How do you manage errors? If a long-running computation in multiple nodes crashes in one node, how do you recover the work done or re-execute it without having to re-run everything?

For user-level errors within the program itself, Chapel supports the ability to throw and catch errors using a low-overhead approach that was inspired by Swift’s error-handling model. This is a relatively new feature set within Chapel, and it rounds out our core capabilities nicely.

That said, your question seems more oriented toward catastrophic errors that may be outside of the programmer’s control, such as having one of their compute nodes fail. Today, Chapel doesn’t handle such cases gracefully, which arguably reflects our HPC heritage. Runtime libraries and system software for HPC have a long tradition of tearing down jobs when fatal errors occur, and Chapel inherits this behavior to some extent. Resiliency is a growing concern within the HPC community as our system scales grow, and we have some ideas for improving Chapel’s ability to cope with such events.

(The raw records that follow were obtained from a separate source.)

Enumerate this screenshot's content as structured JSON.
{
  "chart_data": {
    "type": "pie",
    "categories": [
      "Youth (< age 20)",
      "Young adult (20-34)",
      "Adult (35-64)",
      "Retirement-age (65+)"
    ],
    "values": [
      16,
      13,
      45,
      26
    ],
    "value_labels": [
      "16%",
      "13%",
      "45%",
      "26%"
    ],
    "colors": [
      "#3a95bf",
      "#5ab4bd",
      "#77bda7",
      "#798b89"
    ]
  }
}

Similar features could also be attractive to users from cloud computing environments who are accustomed to elasticity in their environment. That said, we have not yet had the opportunity to pursue these ideas, so they remain an area of potential future research or collaboration.

Is there any way to trace what a live system is currently doing?

We haven’t developed any Chapel-specific tools for tracing or visualizing Chapel executions in real-time. That said, third-party tools can be used with Chapel as with any other C program. We do have a tool named chplvis, developed by Professor Phil Nelson of Western Washington University, which supports visualizing the communication and tasking events logged by a Chapel program. This permits a user to visually inspect a Chapel program’s execution to find possible sources of overhead, but it is strictly a post-mortem tool at present.

Are you aware of anybody using Chapel in the AI/Machine Learning world?

We’ve definitely seen an uptick in interest from AI programmers in recent years as the field has become more prevalent, both in HPC and in general. Our most prominent user in this space at present is Brian Dolan, who is the Chief Scientist and Co-Founder of Deep 6 AI, a start-up that is accelerating the matching of medical patients to clinical trials. After being disappointed by programming solutions that didn’t live up to their hype, Brian was drawn to Chapel last summer due to its ability to support programs with Python-like clarity, combined with the promise of supporting performance and scalability like C or Fortran with MPI. Half a year later, he’s become one of our most active and vocal users.